Whatever else happens after yesterday's primaries, the conspiracy theory of membership in the Trilateral Commission ought to be retired as a campaign tactic. It exploits fear and ignorance among the voters in a manner any candidate should repudiate. Reagan supporters have been using it against George Bush, but what does this say about fellow Republicans who were members before Mr. Bush's brief term -- Senator William Roth, for example, Representatives BArber Conable and John Anderson, and even the present party chairman, William Brock? Such a sample hardly suggests the Trilateral Commission is the liberal cabal of the conspiracy theory fielded by the right -- or the nest of imperialists decried by the far left.

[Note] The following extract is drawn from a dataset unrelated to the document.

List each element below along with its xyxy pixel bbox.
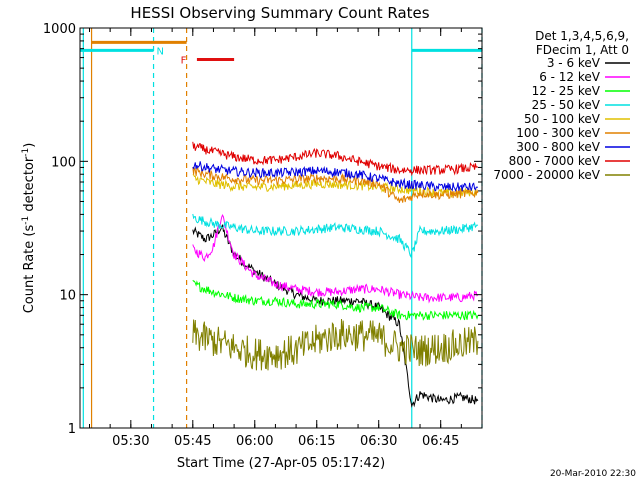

What is the commission then? It is an organization launched by banker David Rockefeller in 1973 to bring together business, governmental, and academic leaders from North America, Europe, and Japan in an effort to foster "trilateral" economic and political cooperation. They consider analyses and reports, sometimes rejecting them, as they are said to have done to a proposal that what their nations neded was more government authority in relation to popular democracy. They seek international solutions to international problems. They issue publications.
To imply any analogy with America's racist White Citizens Councils is ludicrous. Yet, in the Florida campaign, a conservative publicist reportedly complained of what he said were 15 Trilateral members in the Bush campaign and added: "Imagine the coverage if 15 White Citizens Council members had shown up as Reagen contributors."
How could any conspiracy theory get started? It so happens that Jimmy Carter was a member of the commission when he campaigned for the presidency. And so were a long list of people who wound up serving President Carter in one way or another: Walter Mondale, Cyrus Vance, Zbigniew Brzezinski, Warren Christopher, Harold Brown, Lloyd Cutler, Hedley Donovan, Leonard Woodcock, Richard Holbrooke, Sol Linowitz, Elliot Richardson, Paul Warnke, Richard Cooper, Robert Bowie, George Ball.
The appearance may be that there was a design to employ Trilateral members, even as anti-Bush campaigners have suggested an appearance that Trilateralists are supporting him in order to have both a Republican contender and the Democratic leader in tow. But think about it. Would the people above be enlisted in government because they were Trilateralists, or were they Trilateralists because they were part of the same pool from which officials are likely to be drawn?
The commission is fair game for criticism. A voter could well include membership in such an internationalist organization as a plus or minus factor in evaluating a candidate. But let's not see conspiracies where none exist, or let an endless campaign get muddier and muddier.